- The Washington Times - Wednesday, December 31, 2003

The massive stimulus put in place by the Bush administration, Congress and the Federal Reserve last year is expected to keep the economy growing strongly in 2004, at least through the November elections.

But economists say a big question remains after the jolt fades from $150 billion in tax cuts in the first part of the year and the initial boost from a 40-year low in interest rates: Will the recovery continue, and will growth be strong enough to create jobs that put millions of Americans back to work?

“As 2003 ends and 2004 begins, we find ourselves at a point where the performance of the economy is about as good as it gets,” said John Makin, a resident scholar with the American Enterprise Institute.

Economic growth hit a sizzling annual rate of 8.2 percent in the third quarter and productivity soared, while inflation and interest rates remained low. The stock market posted a 25 percent gain for the year.

Mr. Makin credits policies of the central bank, President Bush and the Republican-led Congress for helping to nudge the nation’s economy out of a stupor. But he questions how well the economy will perform if and when the pro-growth measures are withdrawn — particularly if the Fed starts to move interest rates back up in mid-2004, as many on Wall Street expect.

“The somewhat disquieting fact is that we have yet to see a sustained period of U.S. growth much above 3 percent in the absence of extraordinary policy stimulus,” he said. This is because the economy is still recovering from the aftermath of the 2000 stock market bubble and investment boom that left the world with too much capacity to produce goods and too few buyers.

Growth would have to approach 5 percent this year to create enough jobs to keep up with the natural growth of the work force, assuming that productivity, or output per worker, moderates from last year’s hyperactive pace of 4.3 percent to less than 4 percent, he said. Job growth has averaged less than 100,000 a month since the summer because of the rise in productivity.

Economists expect growth to average around 4 percent this year, up from about 3 percent last year, as stimulus kicks the economy into a higher gear. Many also expect job growth to pick up this year, leaving behind two years of growth without jobs.

“It would be difficult to raise productivity gains to a higher plateau,” so businesses will have to start adding jobs, said Sung Won Sohn, chief economist with Wells Fargo & Co., explaining why he expects the recovery to broaden in 2004.

“The U.S. economy appears to be on the threshold of a genuine economic expansion, with gains in both jobs and profits,” said Lynn Reaser, chief economist at Banc of America Capital Management. “The combination of low interest rates, tax cuts, a weaker dollar and lean inventories has restarted the U.S. economic engine.”

Gail Fosler, chief economist at the Conference Board in New York, expects growth to jump to 5.7 percent this year in what would be the economy’s best performance in two decades. She expects businesses to create 1 million new jobs after cutting nearly 3 million in the last three years. The increased incomes will fuel an upsurge in consumer spending, she said, while soaring profits will feed a boom in business investment after years of retrenchment.

Ed Yardeni, chief investment strategist at Prudential Securities, said the economy is experiencing the “classic rerun” of the presidential election cycle in which pump-priming by the president and his party produces a boom in economic growth and the stock market in the year before the election.

“The Bush administration is doing everything that is legally possible to win a second term for the president,” he said. “They’ve cut taxes for just about everyone. The president hasn’t vetoed a single spending program passed by Congress. He is about to significantly expand government spending on health care with a new drug prescription benefit program for senior citizens.”

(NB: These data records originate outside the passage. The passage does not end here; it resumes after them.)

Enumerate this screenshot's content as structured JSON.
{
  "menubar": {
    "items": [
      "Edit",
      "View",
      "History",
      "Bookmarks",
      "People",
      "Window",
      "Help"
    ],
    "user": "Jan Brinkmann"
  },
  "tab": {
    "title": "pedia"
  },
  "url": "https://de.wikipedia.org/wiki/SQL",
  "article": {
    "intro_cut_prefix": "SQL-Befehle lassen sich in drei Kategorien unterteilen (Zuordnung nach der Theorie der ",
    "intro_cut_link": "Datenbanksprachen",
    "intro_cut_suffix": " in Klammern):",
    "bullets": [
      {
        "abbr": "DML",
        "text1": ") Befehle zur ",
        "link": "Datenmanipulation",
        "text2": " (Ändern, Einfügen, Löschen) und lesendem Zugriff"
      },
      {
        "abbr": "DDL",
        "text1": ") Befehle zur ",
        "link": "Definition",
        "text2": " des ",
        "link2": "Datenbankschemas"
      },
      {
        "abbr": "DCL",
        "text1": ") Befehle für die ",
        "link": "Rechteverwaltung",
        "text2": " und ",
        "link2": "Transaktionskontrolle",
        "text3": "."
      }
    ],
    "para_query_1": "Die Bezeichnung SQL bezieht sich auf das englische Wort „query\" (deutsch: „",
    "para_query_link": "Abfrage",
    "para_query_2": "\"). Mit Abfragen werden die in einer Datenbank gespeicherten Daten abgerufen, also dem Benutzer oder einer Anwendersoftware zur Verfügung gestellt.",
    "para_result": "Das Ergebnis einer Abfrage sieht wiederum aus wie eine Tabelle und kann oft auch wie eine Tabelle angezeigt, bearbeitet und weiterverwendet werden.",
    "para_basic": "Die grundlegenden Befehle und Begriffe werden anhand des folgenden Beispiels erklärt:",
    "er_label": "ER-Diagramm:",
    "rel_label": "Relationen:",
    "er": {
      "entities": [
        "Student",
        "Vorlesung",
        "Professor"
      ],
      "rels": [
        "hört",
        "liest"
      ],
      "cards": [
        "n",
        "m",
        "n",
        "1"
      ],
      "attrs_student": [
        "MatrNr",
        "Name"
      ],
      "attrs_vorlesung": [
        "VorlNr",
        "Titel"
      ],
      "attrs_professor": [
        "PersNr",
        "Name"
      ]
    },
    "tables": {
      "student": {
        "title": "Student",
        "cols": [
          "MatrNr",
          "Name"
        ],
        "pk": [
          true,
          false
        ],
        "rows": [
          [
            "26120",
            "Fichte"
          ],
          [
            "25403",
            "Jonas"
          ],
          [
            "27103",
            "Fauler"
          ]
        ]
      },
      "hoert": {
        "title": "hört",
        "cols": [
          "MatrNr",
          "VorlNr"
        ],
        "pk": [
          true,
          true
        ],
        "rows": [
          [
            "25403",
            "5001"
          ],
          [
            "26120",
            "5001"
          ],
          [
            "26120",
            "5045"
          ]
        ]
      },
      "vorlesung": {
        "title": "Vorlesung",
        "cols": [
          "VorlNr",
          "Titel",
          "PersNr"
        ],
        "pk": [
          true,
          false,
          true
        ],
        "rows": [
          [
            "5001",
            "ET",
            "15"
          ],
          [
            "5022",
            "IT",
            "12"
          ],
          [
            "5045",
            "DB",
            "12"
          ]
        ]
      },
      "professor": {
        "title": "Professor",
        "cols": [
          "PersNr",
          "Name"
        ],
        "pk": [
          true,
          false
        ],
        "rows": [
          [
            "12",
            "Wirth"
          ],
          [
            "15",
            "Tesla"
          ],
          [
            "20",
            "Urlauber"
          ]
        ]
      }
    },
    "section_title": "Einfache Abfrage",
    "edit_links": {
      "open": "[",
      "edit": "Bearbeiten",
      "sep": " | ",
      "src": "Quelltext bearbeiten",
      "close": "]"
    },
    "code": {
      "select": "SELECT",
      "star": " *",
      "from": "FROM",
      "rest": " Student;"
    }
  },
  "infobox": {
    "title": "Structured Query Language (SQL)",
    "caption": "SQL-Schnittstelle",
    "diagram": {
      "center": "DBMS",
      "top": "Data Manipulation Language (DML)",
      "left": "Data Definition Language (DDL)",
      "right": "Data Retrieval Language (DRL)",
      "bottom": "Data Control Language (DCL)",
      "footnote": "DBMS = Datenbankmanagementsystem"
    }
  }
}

While those measures are producing the expected growth spurt, Mr. Yardeni said, they also are generating budget deficits approaching $500 billion a year and a sharply weaker dollar that is curbing Americans’ purchasing power overseas.

“The only obvious losers from the Bush administration’s aggressive re-election drive seem to be foreign investors, and they don’t vote in the U.S. presidential election,” he said. Those investors have been driving down the foreign exchange value of the dollar, however.

Richard Berner, chief U.S. economist with Morgan Stanley, said the “payback” for strong growth bought with federal borrowing in 2004 will come during 2005.

“By 2005, the effects of fiscal stimulus will have begun to fade,” he said. “Tax-based incentives for business investment expire at the end of 2004.” Meanwhile, he said, huge deficits will start to push up inflation and interest rates.

“Whoever wins the election will need to reconcile the conflict between stubbornly high government deficits and daunting infrastructure and social needs,” including the looming retirement and medical needs of the baby boom, he said. “A major shift in fiscal policy will become more urgent than it was in the mid-1980s.”